Desde que comenzó la guerra contra el terrorismo, se ha documentado la muerte de 176 contratistas privados en Afganistán. De ellos, más de cincuenta eran estadounidenses; 14 nepalíes, 13 rusos, 13 canadienses, 12 filipinos, 11 chinos, 10 británicos y 10 ucranianos. Pero otros 14 países quedan representados en esta “estadística”: Pakistán, India, Turquía, Macedonia, Bosnia, Corea del Sur, Zimbabwe, Bangladesh, Alemania, Irlanda, Japón, Myanmar, Sudáfrica y los Emiratos Árabes.
De esos contratistas, 38 se dedicaban a labores militares. La variedad de tareas a las que se dedican el resto de contratistas dificulta la distinción de quienes trabajan para las llamadas “Empresas Militares Privadas” (EMP). Esto permite incluir en una misma categoría a quienes mueren en combate y a quienes trabajan en servicios de limpieza, de cocina o de transporte. Y supone una ventaja para el país de origen al no pagar el mismo precio político por la muerte de un soldado profesional que por la de una persona que, para muchos, era un “simple mercenario” que ganaba hasta cinco veces más que soldados que arriesgan su vida por “su patria”.
Este fenómeno se extendió a Irak, el laboratorio de Rumsfeld y su equipo de neocons para poner a prueba sus teorías de contingentes militares “ligeros”, “modernos”, “adaptables” y “baratos” contra enemigos que ya no combatían con métodos convencionales. El experimento produjo la muerte indiscriminada de civiles, como en la masacre de la Plaza Nisur. Murieron 17 personas sin que fuera a juicio ninguno de los responsables, identificados por el gobierno de Estados Unidos.
Como si un país ocupado estuviera en condiciones de comprometerse en lo jurídico, el recién formado gobierno de Irak había firmado la Orden 17, que otorgaba inmunidad judicial a los trabajadores de empresas que contratara el Departamento de Estado. Tal fue el caso de la entonces llamada Blackwater, ahora Xe Services tras someterse a un lavado de imagen por sus escándalos y los de contratistas de otras empresas. En Youtube se pueden ver secuencias dignas de videojuegos que muchos padres prohíben a sus hijos por miedo a que reproduzcan esas conductas.
A diferencia de los soldados enjuiciados y encarcelados por participar en el escándalo de la cárcel de Abu Ghraib, ninguno de los contratistas privados que torturaron a esos presos ha pisado un tribunal. Informes como los de la organización Human Rights First concluyen que la experiencia militar de muchos de estos contratistas les permite someter bajo sus órdenes a soldados del ejército con menos experiencia en situaciones de amenaza.

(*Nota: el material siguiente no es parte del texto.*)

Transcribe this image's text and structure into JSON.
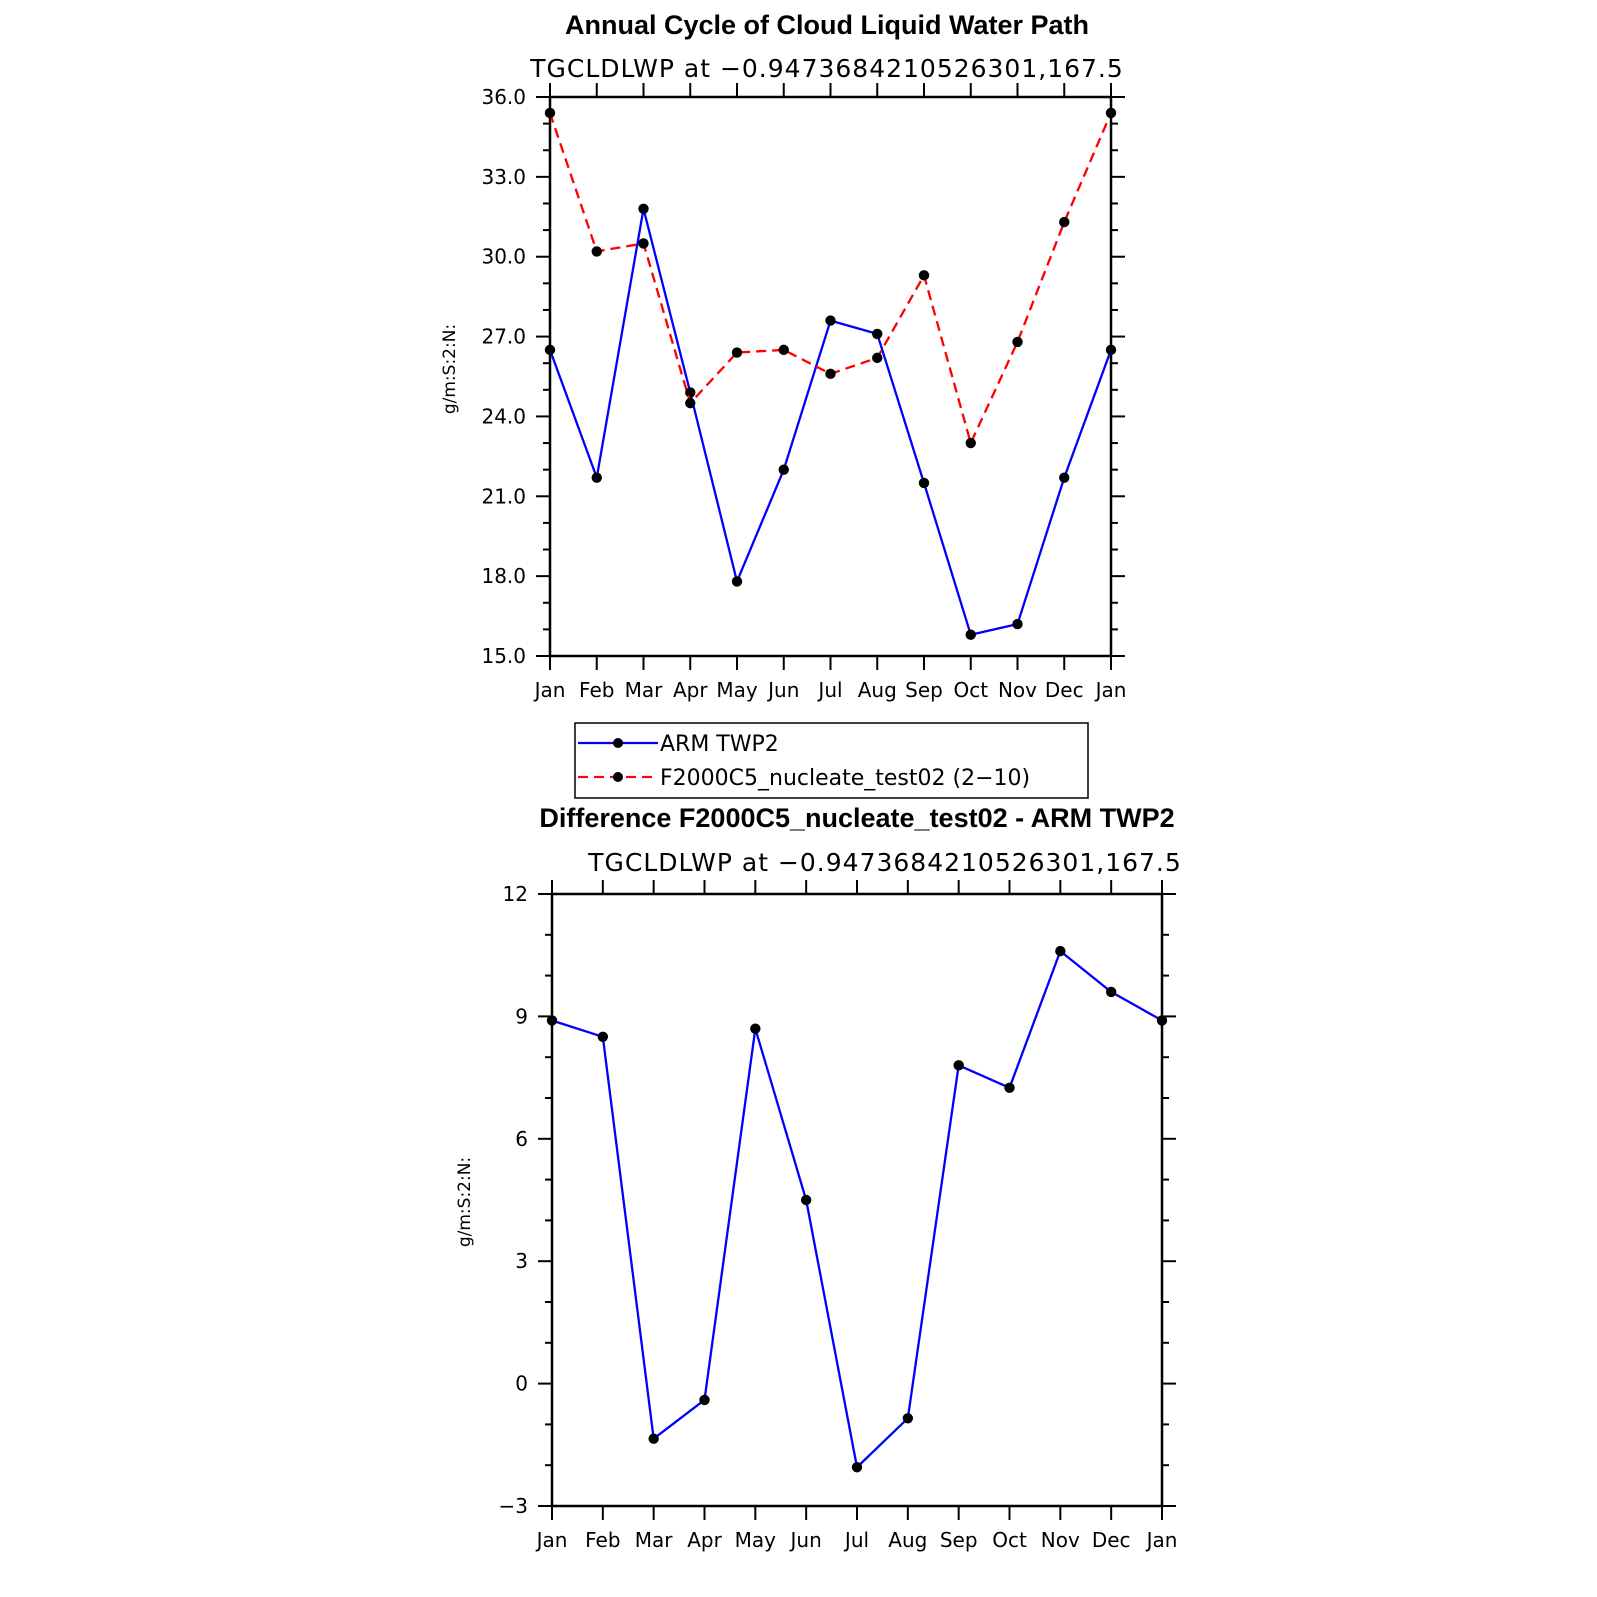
{
  "chart_data": [
    {
      "type": "line",
      "title": "Annual Cycle of Cloud Liquid Water Path",
      "subtitle": "TGCLDLWP at −0.9473684210526301,167.5",
      "xlabel": "",
      "ylabel": "g/m:S:2:N:",
      "categories": [
        "Jan",
        "Feb",
        "Mar",
        "Apr",
        "May",
        "Jun",
        "Jul",
        "Aug",
        "Sep",
        "Oct",
        "Nov",
        "Dec",
        "Jan"
      ],
      "ylim": [
        15.0,
        36.0
      ],
      "yticks": [
        "15.0",
        "18.0",
        "21.0",
        "24.0",
        "27.0",
        "30.0",
        "33.0",
        "36.0"
      ],
      "grid": false,
      "legend_position": "below",
      "series": [
        {
          "name": "ARM TWP2",
          "color": "#0000ff",
          "dash": "solid",
          "values": [
            26.5,
            21.7,
            31.8,
            24.9,
            17.8,
            22.0,
            27.6,
            27.1,
            21.5,
            15.8,
            16.2,
            21.7,
            26.5
          ]
        },
        {
          "name": "F2000C5_nucleate_test02 (2−10)",
          "color": "#ff0000",
          "dash": "dashed",
          "values": [
            35.4,
            30.2,
            30.5,
            24.5,
            26.4,
            26.5,
            25.6,
            26.2,
            29.3,
            23.0,
            26.8,
            31.3,
            35.4
          ]
        }
      ]
    },
    {
      "type": "line",
      "title": "Difference F2000C5_nucleate_test02 - ARM TWP2",
      "subtitle": "TGCLDLWP at −0.9473684210526301,167.5",
      "xlabel": "",
      "ylabel": "g/m:S:2:N:",
      "categories": [
        "Jan",
        "Feb",
        "Mar",
        "Apr",
        "May",
        "Jun",
        "Jul",
        "Aug",
        "Sep",
        "Oct",
        "Nov",
        "Dec",
        "Jan"
      ],
      "ylim": [
        -3,
        12
      ],
      "yticks": [
        "−3",
        "0",
        "3",
        "6",
        "9",
        "12"
      ],
      "grid": false,
      "series": [
        {
          "color": "#0000ff",
          "dash": "solid",
          "values": [
            8.9,
            8.5,
            -1.35,
            -0.4,
            8.7,
            4.5,
            -2.05,
            -0.85,
            7.8,
            7.25,
            10.6,
            9.6,
            8.9
          ]
        }
      ]
    }
  ]
}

No existe un sistema jurídico creíble al que puedan acudir los familiares de las víctimas. La justicia local encontrará obstáculos para actuar con independencia contra nacionales de un país del que ahora “depende” Irak para su “seguridad”. Sectores de la sociedad han manifestado su preocupación ante la inminente retirada militar estadounidense, que liberará efectivos para nuevos escenarios bélicos. Algunos iraquíes con suficientes medios se han planteado llevar su causa a tribunales estadounidenses, que rara vez aceptan este tipo de casos por “cuestiones de forma”. Se interpone la Orden 17 y los intereses de la política exterior de Estados Unidos, por encima muchas veces de su ordenamiento jurídico.
Scott Shane, periodista de The New York Times, afirmaba que una delegación de ochenta compañías francesas desembarcó en Trípoli una semana antes de la muerte de Gadafi. Se reunieron con miembros del Consejo Nacional de Transición, que se negó a firmar contratos hasta que se elija un gobierno.
“Con las ciudades aún plagadas de armas y jóvenes sin trabajo, Libia no ofrece nada como un entorno seguro para los negocios – de ahí las posibilidades para los proveedores de seguridad”, decía Shane.
Naciones Unidas busca acuerdos vinculantes en materia de empresas militares para los Estados, pero con pocos resultados por falta de cooperación y por falta de tutela de los Estados. Unos no ejercen su soberanía para impedir los abusos de empresas extranjeras y otros prefieren no tutelar a empresas de su país porque el gobierno se beneficia en imagen y, según ellos, en coste. Pero ya se ha denunciado el fraude al gobierno federal de Estados Unidos por miles de millones de dólares en contratos militares que benefician a los directivos de esas empresas paraestatales.